The goal of OPEC is to coordinate and unify the oil policies of member countries to ensure fair and stable oil prices for producers, efficient, economical and regular supplies of oil to consumer countries, as well as a fair return on capital for investors.

The organs of OPEC are the Conference, the Board of Governors and the Secretariat.

The highest body of OPEC is the Conference of Member States, convened twice a year. It determines the main directions of OPEC's activities, decides on the admission of new members, approves the composition of the Board of Governors, considers reports and recommendations of the Board of Governors, approves the budget and financial report, and adopts amendments to the OPEC Charter.

The executive body of OPEC is the Governing Council, formed from governors who are appointed by states and approved by the Conference. This body is responsible for managing the activities of OPEC and for implementing the decisions of the Conference. Meetings of the Board of Governors are held at least twice a year.

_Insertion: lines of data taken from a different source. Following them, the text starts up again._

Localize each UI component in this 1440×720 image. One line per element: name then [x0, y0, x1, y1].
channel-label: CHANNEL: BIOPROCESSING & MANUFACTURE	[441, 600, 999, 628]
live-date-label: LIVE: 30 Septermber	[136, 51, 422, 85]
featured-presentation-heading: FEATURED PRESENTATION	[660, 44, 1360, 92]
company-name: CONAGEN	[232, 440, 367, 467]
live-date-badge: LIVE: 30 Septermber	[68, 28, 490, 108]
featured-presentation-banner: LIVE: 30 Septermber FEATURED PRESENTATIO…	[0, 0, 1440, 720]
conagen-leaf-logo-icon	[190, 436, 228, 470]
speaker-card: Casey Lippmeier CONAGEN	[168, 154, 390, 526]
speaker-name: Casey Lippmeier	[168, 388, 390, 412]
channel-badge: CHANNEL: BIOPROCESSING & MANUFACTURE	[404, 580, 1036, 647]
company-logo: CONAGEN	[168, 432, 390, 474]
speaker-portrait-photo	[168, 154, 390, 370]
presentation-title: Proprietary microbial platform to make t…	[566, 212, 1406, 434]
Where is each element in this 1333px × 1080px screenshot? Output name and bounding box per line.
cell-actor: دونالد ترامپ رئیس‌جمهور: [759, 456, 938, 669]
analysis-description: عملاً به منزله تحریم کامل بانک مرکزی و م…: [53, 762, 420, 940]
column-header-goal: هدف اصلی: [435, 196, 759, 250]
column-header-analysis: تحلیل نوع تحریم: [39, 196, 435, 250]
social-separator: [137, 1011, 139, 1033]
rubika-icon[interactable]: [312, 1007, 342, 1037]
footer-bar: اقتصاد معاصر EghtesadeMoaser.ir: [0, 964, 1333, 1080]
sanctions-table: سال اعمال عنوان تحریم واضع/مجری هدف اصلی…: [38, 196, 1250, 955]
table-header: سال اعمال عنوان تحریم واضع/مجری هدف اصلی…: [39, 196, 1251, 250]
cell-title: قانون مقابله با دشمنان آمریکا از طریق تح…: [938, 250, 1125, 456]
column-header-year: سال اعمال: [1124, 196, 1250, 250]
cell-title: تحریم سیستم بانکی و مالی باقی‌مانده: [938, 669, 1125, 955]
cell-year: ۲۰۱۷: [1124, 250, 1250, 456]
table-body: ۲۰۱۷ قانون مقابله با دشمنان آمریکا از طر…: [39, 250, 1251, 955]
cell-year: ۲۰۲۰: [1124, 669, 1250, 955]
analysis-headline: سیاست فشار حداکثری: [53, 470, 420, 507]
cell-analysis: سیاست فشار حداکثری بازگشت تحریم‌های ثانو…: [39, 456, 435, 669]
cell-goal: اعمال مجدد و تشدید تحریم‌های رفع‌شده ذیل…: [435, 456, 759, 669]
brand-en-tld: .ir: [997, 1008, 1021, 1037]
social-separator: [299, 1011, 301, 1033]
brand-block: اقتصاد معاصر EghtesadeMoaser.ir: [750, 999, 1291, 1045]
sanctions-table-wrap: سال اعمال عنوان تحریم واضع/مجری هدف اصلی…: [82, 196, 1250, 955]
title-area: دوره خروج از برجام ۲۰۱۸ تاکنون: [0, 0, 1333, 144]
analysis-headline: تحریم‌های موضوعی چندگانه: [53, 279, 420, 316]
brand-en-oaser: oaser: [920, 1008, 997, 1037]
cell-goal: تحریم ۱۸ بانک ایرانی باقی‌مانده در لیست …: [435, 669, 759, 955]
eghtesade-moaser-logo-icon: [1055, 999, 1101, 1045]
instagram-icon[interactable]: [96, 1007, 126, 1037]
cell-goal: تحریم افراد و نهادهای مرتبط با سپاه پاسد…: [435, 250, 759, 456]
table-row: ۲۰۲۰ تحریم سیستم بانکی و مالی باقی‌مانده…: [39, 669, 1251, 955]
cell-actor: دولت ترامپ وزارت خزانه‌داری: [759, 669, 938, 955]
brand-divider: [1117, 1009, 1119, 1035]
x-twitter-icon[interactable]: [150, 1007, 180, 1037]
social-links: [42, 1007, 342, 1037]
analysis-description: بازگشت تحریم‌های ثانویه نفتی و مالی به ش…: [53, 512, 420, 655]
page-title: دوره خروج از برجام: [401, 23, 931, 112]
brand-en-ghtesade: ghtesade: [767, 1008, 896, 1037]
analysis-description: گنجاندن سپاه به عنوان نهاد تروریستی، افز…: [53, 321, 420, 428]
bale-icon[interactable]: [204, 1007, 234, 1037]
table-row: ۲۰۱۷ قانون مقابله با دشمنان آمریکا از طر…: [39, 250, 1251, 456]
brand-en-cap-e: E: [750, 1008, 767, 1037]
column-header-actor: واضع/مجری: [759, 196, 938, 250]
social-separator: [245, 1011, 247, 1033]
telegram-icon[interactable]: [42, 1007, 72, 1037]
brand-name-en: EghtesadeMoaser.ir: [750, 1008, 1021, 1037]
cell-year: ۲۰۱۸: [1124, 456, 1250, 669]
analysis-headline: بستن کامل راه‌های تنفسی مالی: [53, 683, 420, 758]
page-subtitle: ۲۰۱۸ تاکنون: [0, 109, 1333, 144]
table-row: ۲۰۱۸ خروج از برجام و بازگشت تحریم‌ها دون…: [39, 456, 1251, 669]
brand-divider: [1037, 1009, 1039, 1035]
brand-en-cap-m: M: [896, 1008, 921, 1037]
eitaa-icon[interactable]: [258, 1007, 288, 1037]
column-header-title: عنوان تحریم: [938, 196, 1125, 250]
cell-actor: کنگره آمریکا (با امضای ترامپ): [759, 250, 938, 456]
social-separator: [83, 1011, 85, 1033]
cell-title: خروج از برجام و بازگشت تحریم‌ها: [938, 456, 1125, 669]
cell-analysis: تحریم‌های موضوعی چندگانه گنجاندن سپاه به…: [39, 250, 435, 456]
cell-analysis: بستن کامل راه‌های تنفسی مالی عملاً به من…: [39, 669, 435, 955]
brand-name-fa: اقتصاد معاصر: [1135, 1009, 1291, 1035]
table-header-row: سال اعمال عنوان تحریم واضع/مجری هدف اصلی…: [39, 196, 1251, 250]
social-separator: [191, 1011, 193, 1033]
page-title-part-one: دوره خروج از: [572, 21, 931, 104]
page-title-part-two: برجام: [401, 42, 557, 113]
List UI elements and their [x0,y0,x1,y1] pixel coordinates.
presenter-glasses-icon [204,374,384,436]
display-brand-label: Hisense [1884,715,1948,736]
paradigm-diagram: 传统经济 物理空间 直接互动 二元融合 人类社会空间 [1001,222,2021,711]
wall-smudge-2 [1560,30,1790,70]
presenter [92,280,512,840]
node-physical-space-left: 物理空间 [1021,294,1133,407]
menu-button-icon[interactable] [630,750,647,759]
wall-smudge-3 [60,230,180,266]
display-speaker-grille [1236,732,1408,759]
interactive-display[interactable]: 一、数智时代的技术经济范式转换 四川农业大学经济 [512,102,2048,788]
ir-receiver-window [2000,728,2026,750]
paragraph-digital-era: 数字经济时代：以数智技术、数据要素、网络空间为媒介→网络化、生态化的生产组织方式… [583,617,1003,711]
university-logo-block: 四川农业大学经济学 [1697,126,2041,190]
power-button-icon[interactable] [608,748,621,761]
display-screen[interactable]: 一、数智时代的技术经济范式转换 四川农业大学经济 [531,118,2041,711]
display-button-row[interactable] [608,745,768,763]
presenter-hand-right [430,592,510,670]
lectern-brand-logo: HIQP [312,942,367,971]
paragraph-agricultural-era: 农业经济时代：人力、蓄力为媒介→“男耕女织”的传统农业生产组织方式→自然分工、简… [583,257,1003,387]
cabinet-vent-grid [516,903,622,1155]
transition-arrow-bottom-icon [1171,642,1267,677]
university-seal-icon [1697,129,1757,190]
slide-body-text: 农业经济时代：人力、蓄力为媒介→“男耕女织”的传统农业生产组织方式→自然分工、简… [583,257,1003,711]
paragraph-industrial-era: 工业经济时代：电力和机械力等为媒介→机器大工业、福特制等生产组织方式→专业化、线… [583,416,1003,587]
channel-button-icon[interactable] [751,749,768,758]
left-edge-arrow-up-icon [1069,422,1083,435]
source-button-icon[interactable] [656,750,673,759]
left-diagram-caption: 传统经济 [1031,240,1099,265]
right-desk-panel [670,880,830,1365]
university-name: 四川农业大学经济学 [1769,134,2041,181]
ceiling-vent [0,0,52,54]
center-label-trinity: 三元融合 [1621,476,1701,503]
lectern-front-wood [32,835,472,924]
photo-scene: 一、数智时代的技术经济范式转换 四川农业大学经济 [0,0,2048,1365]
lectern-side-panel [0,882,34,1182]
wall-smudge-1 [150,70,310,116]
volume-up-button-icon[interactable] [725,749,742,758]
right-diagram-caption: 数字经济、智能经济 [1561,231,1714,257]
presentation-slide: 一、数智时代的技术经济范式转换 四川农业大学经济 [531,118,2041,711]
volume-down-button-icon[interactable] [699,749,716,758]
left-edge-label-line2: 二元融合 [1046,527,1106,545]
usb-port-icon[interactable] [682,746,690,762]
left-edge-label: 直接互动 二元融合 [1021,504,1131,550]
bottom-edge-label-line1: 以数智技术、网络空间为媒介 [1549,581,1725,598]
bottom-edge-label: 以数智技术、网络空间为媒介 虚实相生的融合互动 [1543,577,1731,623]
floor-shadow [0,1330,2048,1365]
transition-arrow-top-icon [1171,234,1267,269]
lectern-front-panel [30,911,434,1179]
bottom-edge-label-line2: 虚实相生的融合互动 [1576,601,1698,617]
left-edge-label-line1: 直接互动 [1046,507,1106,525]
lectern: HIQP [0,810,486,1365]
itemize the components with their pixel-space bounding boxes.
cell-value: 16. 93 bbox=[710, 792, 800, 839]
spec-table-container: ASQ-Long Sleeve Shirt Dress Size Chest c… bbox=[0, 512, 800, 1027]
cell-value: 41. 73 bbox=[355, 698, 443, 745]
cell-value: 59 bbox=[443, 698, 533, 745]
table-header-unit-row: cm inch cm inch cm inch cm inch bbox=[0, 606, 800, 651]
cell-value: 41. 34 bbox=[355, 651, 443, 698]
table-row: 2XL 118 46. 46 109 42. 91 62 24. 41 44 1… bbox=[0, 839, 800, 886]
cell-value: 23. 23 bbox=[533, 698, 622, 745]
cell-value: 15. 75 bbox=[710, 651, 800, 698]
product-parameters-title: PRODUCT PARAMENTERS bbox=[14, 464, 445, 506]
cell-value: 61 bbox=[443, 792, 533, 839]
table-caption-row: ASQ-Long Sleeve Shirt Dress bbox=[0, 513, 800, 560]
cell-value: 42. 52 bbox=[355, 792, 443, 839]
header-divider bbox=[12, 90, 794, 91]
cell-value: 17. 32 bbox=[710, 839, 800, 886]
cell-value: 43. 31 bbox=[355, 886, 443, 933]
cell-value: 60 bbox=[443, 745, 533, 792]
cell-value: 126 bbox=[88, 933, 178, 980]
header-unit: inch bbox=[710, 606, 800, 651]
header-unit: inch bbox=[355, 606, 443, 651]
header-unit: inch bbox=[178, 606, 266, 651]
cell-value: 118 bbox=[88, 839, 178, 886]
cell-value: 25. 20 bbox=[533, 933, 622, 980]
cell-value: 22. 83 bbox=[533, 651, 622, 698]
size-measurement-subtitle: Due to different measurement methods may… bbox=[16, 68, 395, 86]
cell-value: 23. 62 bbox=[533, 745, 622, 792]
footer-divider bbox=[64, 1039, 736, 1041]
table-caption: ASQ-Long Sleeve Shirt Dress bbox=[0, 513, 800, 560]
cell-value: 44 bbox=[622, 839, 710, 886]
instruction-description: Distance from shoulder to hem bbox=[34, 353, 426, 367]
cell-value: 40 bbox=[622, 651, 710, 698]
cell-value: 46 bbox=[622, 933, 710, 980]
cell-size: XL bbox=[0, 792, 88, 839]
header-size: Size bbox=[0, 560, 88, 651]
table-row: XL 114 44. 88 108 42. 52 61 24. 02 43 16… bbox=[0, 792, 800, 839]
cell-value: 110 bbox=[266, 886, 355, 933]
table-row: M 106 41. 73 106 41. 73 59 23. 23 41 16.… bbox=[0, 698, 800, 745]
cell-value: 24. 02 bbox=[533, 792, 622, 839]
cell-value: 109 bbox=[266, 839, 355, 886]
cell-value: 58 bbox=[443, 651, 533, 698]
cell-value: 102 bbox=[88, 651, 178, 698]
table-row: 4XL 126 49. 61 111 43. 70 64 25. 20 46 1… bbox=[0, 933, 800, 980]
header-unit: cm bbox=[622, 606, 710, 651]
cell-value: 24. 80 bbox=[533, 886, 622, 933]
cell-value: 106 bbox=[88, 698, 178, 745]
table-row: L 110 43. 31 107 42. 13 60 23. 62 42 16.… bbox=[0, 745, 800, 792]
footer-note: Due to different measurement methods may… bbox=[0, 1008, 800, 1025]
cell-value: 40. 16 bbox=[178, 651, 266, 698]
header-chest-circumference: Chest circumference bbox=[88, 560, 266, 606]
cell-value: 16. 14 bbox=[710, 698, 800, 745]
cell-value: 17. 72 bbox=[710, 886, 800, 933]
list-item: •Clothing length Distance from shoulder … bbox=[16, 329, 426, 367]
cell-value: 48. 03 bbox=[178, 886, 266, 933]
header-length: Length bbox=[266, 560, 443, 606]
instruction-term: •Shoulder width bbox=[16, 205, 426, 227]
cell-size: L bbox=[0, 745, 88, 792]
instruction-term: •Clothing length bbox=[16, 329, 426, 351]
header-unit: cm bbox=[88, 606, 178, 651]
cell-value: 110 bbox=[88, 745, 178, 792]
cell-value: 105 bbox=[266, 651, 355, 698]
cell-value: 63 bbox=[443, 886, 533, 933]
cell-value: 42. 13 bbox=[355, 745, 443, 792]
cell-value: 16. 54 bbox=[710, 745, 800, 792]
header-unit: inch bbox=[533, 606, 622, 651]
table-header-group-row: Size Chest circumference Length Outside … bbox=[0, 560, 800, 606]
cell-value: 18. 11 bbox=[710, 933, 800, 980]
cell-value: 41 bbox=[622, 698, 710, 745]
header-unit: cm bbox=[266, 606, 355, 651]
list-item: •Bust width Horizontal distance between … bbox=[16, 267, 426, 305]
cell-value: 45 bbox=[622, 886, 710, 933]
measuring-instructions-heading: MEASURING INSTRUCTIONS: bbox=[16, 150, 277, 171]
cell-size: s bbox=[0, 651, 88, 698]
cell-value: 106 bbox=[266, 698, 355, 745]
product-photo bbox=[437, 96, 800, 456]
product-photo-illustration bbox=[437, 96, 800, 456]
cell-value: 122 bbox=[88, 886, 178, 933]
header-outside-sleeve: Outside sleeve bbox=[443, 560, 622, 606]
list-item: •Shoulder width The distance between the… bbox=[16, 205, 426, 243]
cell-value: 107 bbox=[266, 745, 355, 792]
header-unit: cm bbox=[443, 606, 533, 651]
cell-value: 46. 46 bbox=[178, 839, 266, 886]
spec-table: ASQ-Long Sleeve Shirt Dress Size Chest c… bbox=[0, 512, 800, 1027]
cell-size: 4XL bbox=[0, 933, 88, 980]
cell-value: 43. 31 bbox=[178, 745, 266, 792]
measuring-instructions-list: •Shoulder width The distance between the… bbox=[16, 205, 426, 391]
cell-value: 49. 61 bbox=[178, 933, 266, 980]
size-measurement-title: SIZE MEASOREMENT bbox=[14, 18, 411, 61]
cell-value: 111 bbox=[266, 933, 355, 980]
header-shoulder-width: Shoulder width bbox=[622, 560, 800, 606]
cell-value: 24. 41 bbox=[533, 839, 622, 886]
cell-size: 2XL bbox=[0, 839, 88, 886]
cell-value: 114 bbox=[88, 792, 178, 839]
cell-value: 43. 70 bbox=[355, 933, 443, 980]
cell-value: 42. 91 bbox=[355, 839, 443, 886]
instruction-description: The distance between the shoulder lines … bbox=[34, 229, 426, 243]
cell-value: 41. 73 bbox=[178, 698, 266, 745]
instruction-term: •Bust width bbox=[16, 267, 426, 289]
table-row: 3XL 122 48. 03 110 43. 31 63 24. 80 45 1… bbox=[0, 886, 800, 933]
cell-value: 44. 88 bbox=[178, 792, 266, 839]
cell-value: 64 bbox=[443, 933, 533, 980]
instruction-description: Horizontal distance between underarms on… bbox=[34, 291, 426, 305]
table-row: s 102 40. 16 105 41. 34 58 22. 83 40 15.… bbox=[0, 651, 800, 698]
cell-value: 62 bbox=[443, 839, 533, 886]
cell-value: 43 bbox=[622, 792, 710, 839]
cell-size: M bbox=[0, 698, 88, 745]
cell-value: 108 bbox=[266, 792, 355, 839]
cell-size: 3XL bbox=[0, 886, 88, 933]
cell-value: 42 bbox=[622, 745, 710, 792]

The Secretariat is headed by the Secretary General, appointed by the Conference for three years. This body carries out its functions under the guidance of the Board of Governors. It facilitates the work of the Conference and the Governing Council, prepares communications and strategic data, and disseminates information about OPEC.

The highest administrative official of OPEC is the Secretary General.

The acting Secretary General of OPEC is Abdullah Salem al-Badri.

OPEC headquarters is located in Vienna (Austria).

According to current estimates, more than 80% of the world's proven oil reserves are found in OPEC member countries, with 66% of OPEC countries' total reserves concentrated in the Middle East.

Proven oil reserves of OPEC countries are estimated at 1.206 trillion barrels.

As of March 2016, OPEC oil production reached 32.251 million barrels per day. Thus, OPEC exceeds its own production quota, which is 30 million barrels per day.